MIGUEL ÁNGEL RINCÓN
Dicen que la libertad es un estado de la mente. Ahí está, por ejemplo, la novela de Jack London, ‘El vagabundo de las estrellas’, en la que el autor cuenta cómo un preso tiene su cuerpo entre rejas, pero su mente es completamente libre. Hay muchas maneras de sentir la libertad: viajar, coronar una montaña, montar en moto, terminar de pagar la hipoteca, etc. Yo, la semana pasada, también me sentí completamente libre. Siembre que puedo voy a la playa entre semana, porque hay menos aglomeración de gente. Aparqué el coche junto al Ventorrillo El Chato y, al pisar la arena, me encontré un cartel que decía: “Tramo de playa en el que se permite la práctica del nudismo”. Setecientos metros para despelotarse tranquilamente, sin que nadie te llame la atención ni la policía pueda empapelarte.
El Ayuntamiento de Cádiz, con buen criterio, aprobó el año pasado una ordenanza para legalizar y señalizar la zona donde tradicionalmente se ha practicado el nudismo en Cortadura. Traspasé entonces esa frontera invisible que separa lo textil de los cuerpos desnudos y me quedé como mi madre me trajo al mundo. Sentir el viento, el sol (importante usar protección solar, poniendo especial atención en las zonas más íntimas) y, sobre todo, nadar desnudo, son sensaciones más que recomendables.
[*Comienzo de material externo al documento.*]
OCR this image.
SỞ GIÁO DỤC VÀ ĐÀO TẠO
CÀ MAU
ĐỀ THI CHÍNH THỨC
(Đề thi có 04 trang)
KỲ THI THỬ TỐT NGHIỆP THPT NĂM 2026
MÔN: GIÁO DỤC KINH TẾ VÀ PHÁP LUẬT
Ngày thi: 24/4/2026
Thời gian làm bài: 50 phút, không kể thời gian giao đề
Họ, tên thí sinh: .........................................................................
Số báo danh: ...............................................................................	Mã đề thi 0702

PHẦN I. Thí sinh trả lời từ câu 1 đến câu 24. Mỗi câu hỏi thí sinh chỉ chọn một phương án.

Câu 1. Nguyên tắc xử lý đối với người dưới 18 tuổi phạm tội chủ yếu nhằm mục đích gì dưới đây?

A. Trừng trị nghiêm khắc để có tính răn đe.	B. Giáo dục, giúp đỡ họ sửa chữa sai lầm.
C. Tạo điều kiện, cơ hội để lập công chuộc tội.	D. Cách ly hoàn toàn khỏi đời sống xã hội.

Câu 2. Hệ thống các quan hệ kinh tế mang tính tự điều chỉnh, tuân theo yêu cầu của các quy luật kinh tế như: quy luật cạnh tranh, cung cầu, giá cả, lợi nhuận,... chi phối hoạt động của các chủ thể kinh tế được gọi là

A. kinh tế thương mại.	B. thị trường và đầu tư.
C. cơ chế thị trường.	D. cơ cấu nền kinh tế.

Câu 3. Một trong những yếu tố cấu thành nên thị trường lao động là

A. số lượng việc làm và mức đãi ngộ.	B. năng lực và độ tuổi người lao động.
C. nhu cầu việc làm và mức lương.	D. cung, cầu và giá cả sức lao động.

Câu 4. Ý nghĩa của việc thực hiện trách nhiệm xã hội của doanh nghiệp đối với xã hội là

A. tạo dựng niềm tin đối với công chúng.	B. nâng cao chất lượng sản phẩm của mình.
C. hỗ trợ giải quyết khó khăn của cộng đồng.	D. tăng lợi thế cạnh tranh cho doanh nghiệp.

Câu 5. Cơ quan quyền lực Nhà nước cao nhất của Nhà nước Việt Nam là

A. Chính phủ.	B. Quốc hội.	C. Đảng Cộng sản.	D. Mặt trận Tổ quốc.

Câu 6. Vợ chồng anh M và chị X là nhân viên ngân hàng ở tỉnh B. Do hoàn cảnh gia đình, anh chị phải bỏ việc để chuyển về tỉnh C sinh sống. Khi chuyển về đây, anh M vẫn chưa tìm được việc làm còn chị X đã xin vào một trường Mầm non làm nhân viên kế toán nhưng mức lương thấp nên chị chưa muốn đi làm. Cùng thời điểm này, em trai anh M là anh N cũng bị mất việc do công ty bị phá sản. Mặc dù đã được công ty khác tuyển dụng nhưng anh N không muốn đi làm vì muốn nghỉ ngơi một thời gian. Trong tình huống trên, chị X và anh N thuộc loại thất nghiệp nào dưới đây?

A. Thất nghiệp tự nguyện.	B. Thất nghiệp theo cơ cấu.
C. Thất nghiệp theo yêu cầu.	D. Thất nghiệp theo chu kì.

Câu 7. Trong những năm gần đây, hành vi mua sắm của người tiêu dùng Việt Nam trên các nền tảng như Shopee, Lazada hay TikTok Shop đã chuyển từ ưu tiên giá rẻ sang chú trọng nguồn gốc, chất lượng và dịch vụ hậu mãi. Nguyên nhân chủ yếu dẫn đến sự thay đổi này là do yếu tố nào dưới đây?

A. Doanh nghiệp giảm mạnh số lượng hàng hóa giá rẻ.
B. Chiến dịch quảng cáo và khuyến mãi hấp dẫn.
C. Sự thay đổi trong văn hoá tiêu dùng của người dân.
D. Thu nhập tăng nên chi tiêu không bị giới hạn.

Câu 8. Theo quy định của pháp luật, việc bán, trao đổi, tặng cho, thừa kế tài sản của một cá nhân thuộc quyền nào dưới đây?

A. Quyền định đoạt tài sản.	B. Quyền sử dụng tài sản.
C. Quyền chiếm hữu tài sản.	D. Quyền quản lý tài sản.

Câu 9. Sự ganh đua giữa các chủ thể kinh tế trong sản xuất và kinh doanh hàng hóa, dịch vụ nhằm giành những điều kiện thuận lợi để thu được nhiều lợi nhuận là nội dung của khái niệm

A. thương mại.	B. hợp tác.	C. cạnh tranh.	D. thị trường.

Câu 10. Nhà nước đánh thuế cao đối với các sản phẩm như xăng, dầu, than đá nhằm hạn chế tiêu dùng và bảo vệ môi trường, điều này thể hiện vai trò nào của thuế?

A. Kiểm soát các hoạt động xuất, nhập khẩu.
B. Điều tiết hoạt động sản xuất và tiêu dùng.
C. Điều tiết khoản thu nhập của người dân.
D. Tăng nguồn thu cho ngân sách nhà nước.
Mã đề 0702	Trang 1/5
Lamentablemente, vivimos en una sociedad que aún muestra una incomprensible incomodidad ante el nudismo (o naturismo), y mucha gente lo considera una inmoralidad. ¿Por qué hay quienes se escandalizan al ver tetas, penes o culos? ¿Por qué un cuerpo desnudo en la playa les resulta más inmoral que toda la violencia explícita que emiten a diario en televisión? Esto nos viene de lejos, de siglos de moral religiosa que han demonizado hasta la saciedad la desnudez (entre otras muchas cosas), asociándola al pecado, al sexo y a la vergüenza. Nada tiene que ver el naturismo con el exhibicionismo ni con el sexo explícito.
Deshacerse de la ropa en el contexto adecuado es un ejercicio de autoaceptación. Al fin y al cabo, todos tenemos un cuerpo con sus cicatrices, su grasa, su vello, sus varices, sus diferentes tamaños genitales... El bañador, muchas veces, no solo nos viste, sino que también nos oculta y nos protege del juicio ajeno, e incluso puede reforzar nuestros complejos, que más que corporales son mentales. No, queridas lectoras, el nudismo no es ni pecado ni moda; ya a finales del siglo XIX y principios del XX, el naturismo libertario reivindicaba el cuerpo como un territorio de liberación, una trinchera más contra los dogmas del Poder. Así que, si les apetece, este verano liberen sus cuerpos (y sus mentes).